Ingredients:

  • 2 Ahi Tuna Steaks (6-8 oz/ 170-225g each), sushi grade
  • 2 tablespoons Sesame Seeds (white and/or black)
  • 1 tablespoon Olive Oil
  • 1/4 teaspoon Kosher Salt
  • 1/4 teaspoon Black Pepper
  • 1/4 cup Mayonnaise (full fat or light) (approx. 60ml)
  • 1 teaspoon Wasabi Paste (or more, to taste) (approx. 5g)
  • 1/2 teaspoon Rice Vinegar (approx. 2.5ml)
  • 1/4 teaspoon Soy Sauce (low sodium) (approx. 1.25ml
  • 1 Scallion (green onion), thinly sliced (optional)
  • Soy sauce, for dipping (optional)

Instructions:

  1. In a small bowl, combine mayonnaise, wasabi paste, rice vinegar, and soy sauce. Mix well and set aside. Taste and adjust wasabi to your preference.
  2. Pat the tuna steaks dry with paper towels. Season both sides with salt and pepper.
  3. Spread sesame seeds evenly on a plate.

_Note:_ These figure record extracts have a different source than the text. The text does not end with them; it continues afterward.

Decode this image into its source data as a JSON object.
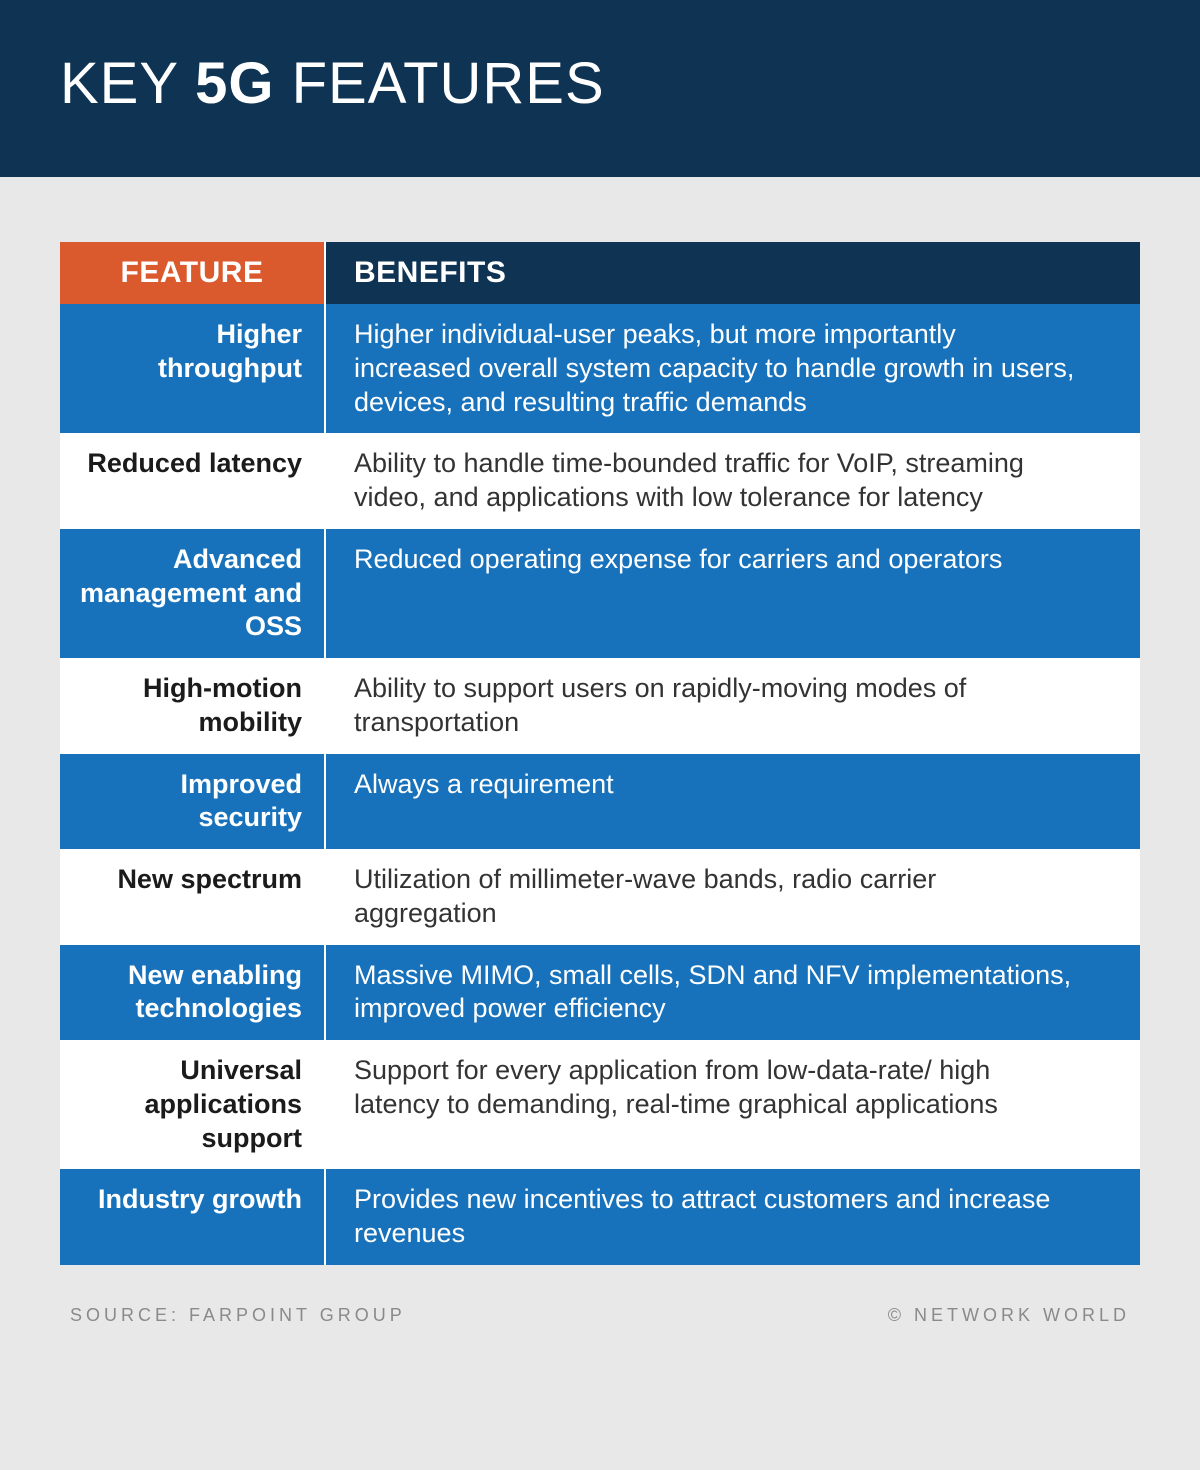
{
  "title": {
    "pre": "KEY ",
    "bold": "5G",
    "post": " FEATURES"
  },
  "columns": {
    "feature": "FEATURE",
    "benefits": "BENEFITS"
  },
  "rows": [
    {
      "variant": "blue",
      "feature": "Higher throughput",
      "benefit": "Higher individual-user peaks, but more importantly increased overall system capacity to handle growth in users, devices, and resulting traffic demands"
    },
    {
      "variant": "white",
      "feature": "Reduced latency",
      "benefit": "Ability to handle time-bounded traffic for VoIP, streaming video, and applications with low tolerance for latency"
    },
    {
      "variant": "blue",
      "feature": "Advanced management and OSS",
      "benefit": "Reduced operating expense for carriers and operators"
    },
    {
      "variant": "white",
      "feature": "High-motion mobility",
      "benefit": "Ability to support users on rapidly-moving modes of transportation"
    },
    {
      "variant": "blue",
      "feature": "Improved security",
      "benefit": "Always a requirement"
    },
    {
      "variant": "white",
      "feature": "New spectrum",
      "benefit": "Utilization of millimeter-wave bands, radio carrier aggregation"
    },
    {
      "variant": "blue",
      "feature": "New enabling technologies",
      "benefit": "Massive MIMO, small cells, SDN and NFV implementations, improved power efficiency"
    },
    {
      "variant": "white",
      "feature": "Universal applications support",
      "benefit": "Support for every application from low-data-rate/ high latency to demanding, real-time graphical applications"
    },
    {
      "variant": "blue",
      "feature": "Industry growth",
      "benefit": "Provides new incentives to attract customers and increase revenues"
    }
  ],
  "footer": {
    "source": "SOURCE: FARPOINT GROUP",
    "copyright": "© NETWORK WORLD"
  },
  "colors": {
    "header_bg": "#0f3353",
    "page_bg": "#e8e8e8",
    "accent_orange": "#da5a2d",
    "row_blue": "#1772bb",
    "row_white": "#ffffff",
    "footer_text": "#8a8a8a"
  }
}
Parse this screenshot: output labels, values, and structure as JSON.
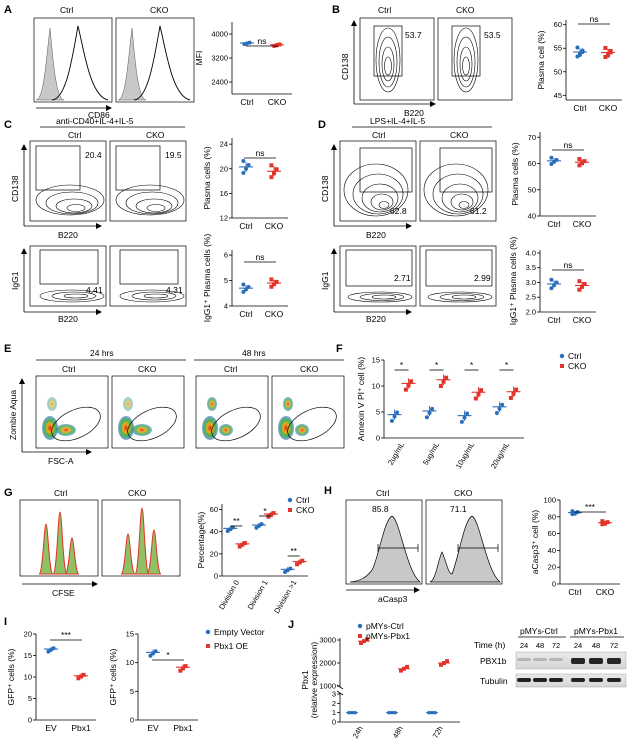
{
  "panels": {
    "A": {
      "label": "A",
      "ctrl": "Ctrl",
      "cko": "CKO",
      "xlabel": "CD86",
      "ylabel": "MFI",
      "yticks": [
        "2400",
        "3200",
        "4000"
      ],
      "xticks": [
        "Ctrl",
        "CKO"
      ],
      "sig": "ns"
    },
    "B": {
      "label": "B",
      "ctrl": "Ctrl",
      "cko": "CKO",
      "ylabel": "CD138",
      "xlabel": "B220",
      "gate_ctrl": "53.7",
      "gate_cko": "53.5",
      "chart_ylabel": "Plasma cell (%)",
      "yticks": [
        "45",
        "50",
        "55",
        "60"
      ],
      "xticks": [
        "Ctrl",
        "CKO"
      ],
      "sig": "ns"
    },
    "C": {
      "label": "C",
      "title": "anti-CD40+IL-4+IL-5",
      "ctrl": "Ctrl",
      "cko": "CKO",
      "ylabel_top": "CD138",
      "ylabel_bot": "IgG1",
      "xlabel": "B220",
      "gate_ctrl_top": "20.4",
      "gate_cko_top": "19.5",
      "gate_ctrl_bot": "4.41",
      "gate_cko_bot": "4.31",
      "chart1_ylabel": "Plasma cells (%)",
      "chart1_yticks": [
        "12",
        "16",
        "20",
        "24"
      ],
      "chart2_ylabel": "IgG1⁺ Plasma cells (%)",
      "chart2_yticks": [
        "4",
        "5",
        "6"
      ],
      "xticks": [
        "Ctrl",
        "CKO"
      ],
      "sig": "ns"
    },
    "D": {
      "label": "D",
      "title": "LPS+IL-4+IL-5",
      "ctrl": "Ctrl",
      "cko": "CKO",
      "ylabel_top": "CD138",
      "ylabel_bot": "IgG1",
      "xlabel": "B220",
      "gate_ctrl_top": "62.8",
      "gate_cko_top": "61.2",
      "gate_ctrl_bot": "2.71",
      "gate_cko_bot": "2.99",
      "chart1_ylabel": "Plasma cells (%)",
      "chart1_yticks": [
        "40",
        "50",
        "60",
        "70"
      ],
      "chart2_ylabel": "IgG1⁺ Plasma cells (%)",
      "chart2_yticks": [
        "2.0",
        "2.5",
        "3.0",
        "3.5",
        "4.0"
      ],
      "xticks": [
        "Ctrl",
        "CKO"
      ],
      "sig": "ns"
    },
    "E": {
      "label": "E",
      "t24": "24 hrs",
      "t48": "48 hrs",
      "ctrl": "Ctrl",
      "cko": "CKO",
      "ylabel": "Zombie Aqua",
      "xlabel": "FSC-A"
    },
    "F": {
      "label": "F",
      "ylabel": "Annexin V PI⁺ cell (%)",
      "yticks": [
        "0",
        "5",
        "10",
        "15"
      ],
      "xticks": [
        "2ug/mL",
        "5ug/mL",
        "10ug/mL",
        "20ug/mL"
      ],
      "legend_ctrl": "Ctrl",
      "legend_cko": "CKO",
      "sig": "*"
    },
    "G": {
      "label": "G",
      "ctrl": "Ctrl",
      "cko": "CKO",
      "xlabel": "CFSE",
      "ylabel": "Percentage(%)",
      "yticks": [
        "0",
        "20",
        "40",
        "60"
      ],
      "xticks": [
        "Division 0",
        "Division 1",
        "Division >1"
      ],
      "sig": [
        "**",
        "*",
        "**"
      ],
      "legend_ctrl": "Ctrl",
      "legend_cko": "CKO"
    },
    "H": {
      "label": "H",
      "ctrl": "Ctrl",
      "cko": "CKO",
      "xlabel": "aCasp3",
      "gate_ctrl": "85.8",
      "gate_cko": "71.1",
      "ylabel": "aCasp3⁺ cell (%)",
      "yticks": [
        "0",
        "20",
        "40",
        "60",
        "80",
        "100"
      ],
      "xticks": [
        "Ctrl",
        "CKO"
      ],
      "sig": "***"
    },
    "I": {
      "label": "I",
      "ylabel": "GFP⁺ cells (%)",
      "chart1_yticks": [
        "0",
        "5",
        "10",
        "15",
        "20"
      ],
      "chart2_yticks": [
        "0",
        "5",
        "10",
        "15"
      ],
      "xticks": [
        "EV",
        "Pbx1"
      ],
      "sig1": "***",
      "sig2": "*",
      "legend_ev": "Empty Vector",
      "legend_oe": "Pbx1 OE"
    },
    "J": {
      "label": "J",
      "ylabel": "Pbx1",
      "ylabel2": "(relative expression)",
      "yticks": [
        "0",
        "1",
        "2",
        "3",
        "1000",
        "2000",
        "3000"
      ],
      "xticks": [
        "24h",
        "48h",
        "72h"
      ],
      "legend_ctrl": "pMYs-Ctrl",
      "legend_pbx": "pMYs-Pbx1",
      "blot_ctrl": "pMYs-Ctrl",
      "blot_pbx": "pMYs-Pbx1",
      "time_label": "Time (h)",
      "times": [
        "24",
        "48",
        "72",
        "24",
        "48",
        "72"
      ],
      "band1": "PBX1b",
      "band2": "Tubulin"
    }
  },
  "colors": {
    "ctrl": "#2a6ebb",
    "cko": "#e2342b",
    "hist_fill": "#c8c8c8"
  },
  "chart_data": [
    {
      "id": "A",
      "type": "scatter",
      "categories": [
        "Ctrl",
        "CKO"
      ],
      "ylabel": "MFI",
      "ylim": [
        2000,
        4400
      ],
      "series": [
        {
          "values": [
            3700,
            3640
          ]
        }
      ],
      "annotation": "ns"
    },
    {
      "id": "B",
      "type": "scatter",
      "categories": [
        "Ctrl",
        "CKO"
      ],
      "ylabel": "Plasma cell (%)",
      "ylim": [
        44,
        61
      ],
      "series": [
        {
          "values": [
            54.2,
            54.1
          ]
        }
      ],
      "annotation": "ns"
    },
    {
      "id": "C1",
      "type": "scatter",
      "categories": [
        "Ctrl",
        "CKO"
      ],
      "ylabel": "Plasma cells (%)",
      "ylim": [
        12,
        25
      ],
      "series": [
        {
          "values": [
            20.3,
            19.6
          ]
        }
      ],
      "annotation": "ns"
    },
    {
      "id": "C2",
      "type": "scatter",
      "categories": [
        "Ctrl",
        "CKO"
      ],
      "ylabel": "IgG1⁺ Plasma cells (%)",
      "ylim": [
        4,
        6.2
      ],
      "series": [
        {
          "values": [
            4.7,
            4.9
          ]
        }
      ],
      "annotation": "ns"
    },
    {
      "id": "D1",
      "type": "scatter",
      "categories": [
        "Ctrl",
        "CKO"
      ],
      "ylabel": "Plasma cells (%)",
      "ylim": [
        40,
        72
      ],
      "series": [
        {
          "values": [
            61,
            60.5
          ]
        }
      ],
      "annotation": "ns"
    },
    {
      "id": "D2",
      "type": "scatter",
      "categories": [
        "Ctrl",
        "CKO"
      ],
      "ylabel": "IgG1⁺ Plasma cells (%)",
      "ylim": [
        2,
        4.1
      ],
      "series": [
        {
          "values": [
            2.95,
            2.9
          ]
        }
      ],
      "annotation": "ns"
    },
    {
      "id": "F",
      "type": "scatter",
      "categories": [
        "2ug/mL",
        "5ug/mL",
        "10ug/mL",
        "20ug/mL"
      ],
      "ylabel": "Annexin V PI⁺ cell (%)",
      "ylim": [
        0,
        15
      ],
      "series": [
        {
          "name": "Ctrl",
          "values": [
            4.5,
            5.2,
            4.3,
            6.0
          ]
        },
        {
          "name": "CKO",
          "values": [
            10.5,
            11.2,
            8.8,
            8.9
          ]
        }
      ]
    },
    {
      "id": "G",
      "type": "scatter",
      "categories": [
        "Division 0",
        "Division 1",
        "Division >1"
      ],
      "ylabel": "Percentage(%)",
      "ylim": [
        0,
        65
      ],
      "series": [
        {
          "name": "Ctrl",
          "values": [
            43,
            46,
            6
          ]
        },
        {
          "name": "CKO",
          "values": [
            29,
            56,
            13
          ]
        }
      ]
    },
    {
      "id": "H",
      "type": "scatter",
      "categories": [
        "Ctrl",
        "CKO"
      ],
      "ylabel": "aCasp3⁺ cell (%)",
      "ylim": [
        0,
        100
      ],
      "series": [
        {
          "values": [
            85,
            73
          ]
        }
      ],
      "annotation": "***"
    },
    {
      "id": "I1",
      "type": "scatter",
      "categories": [
        "EV",
        "Pbx1"
      ],
      "ylabel": "GFP⁺ cells (%)",
      "ylim": [
        0,
        20
      ],
      "series": [
        {
          "name": "Empty Vector",
          "values": [
            16.5
          ]
        },
        {
          "name": "Pbx1 OE",
          "values": [
            10.3
          ]
        }
      ],
      "annotation": "***"
    },
    {
      "id": "I2",
      "type": "scatter",
      "categories": [
        "EV",
        "Pbx1"
      ],
      "ylabel": "GFP⁺ cells (%)",
      "ylim": [
        0,
        15
      ],
      "series": [
        {
          "name": "Empty Vector",
          "values": [
            11.8
          ]
        },
        {
          "name": "Pbx1 OE",
          "values": [
            9.2
          ]
        }
      ],
      "annotation": "*"
    },
    {
      "id": "J",
      "type": "scatter",
      "categories": [
        "24h",
        "48h",
        "72h"
      ],
      "ylabel": "Pbx1 (relative expression)",
      "series": [
        {
          "name": "pMYs-Ctrl",
          "values": [
            1,
            1,
            1
          ]
        },
        {
          "name": "pMYs-Pbx1",
          "values": [
            2950,
            1750,
            2000
          ]
        }
      ]
    }
  ]
}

Gently press each tuna steak into the sesame seeds, coating all sides.
  4. Heat olive oil in the skillet over high heat until smoking hot.
  5. Carefully place the tuna steaks in the hot skillet. Sear for approximately 30-60 seconds per side for medium-rare, adjusting time to your preference. The goal is a quick sear, leaving the center raw.
  6. Remove the tuna from the skillet and let it rest for a minute or two.
  7. Slice the tuna steaks against the grain into 1/4-inch thick slices.
  8. Arrange the tuna slices on a plate, drizzle with wasabi mayo, and garnish with sliced scallions. Serve immediately with soy sauce for dipping (optional).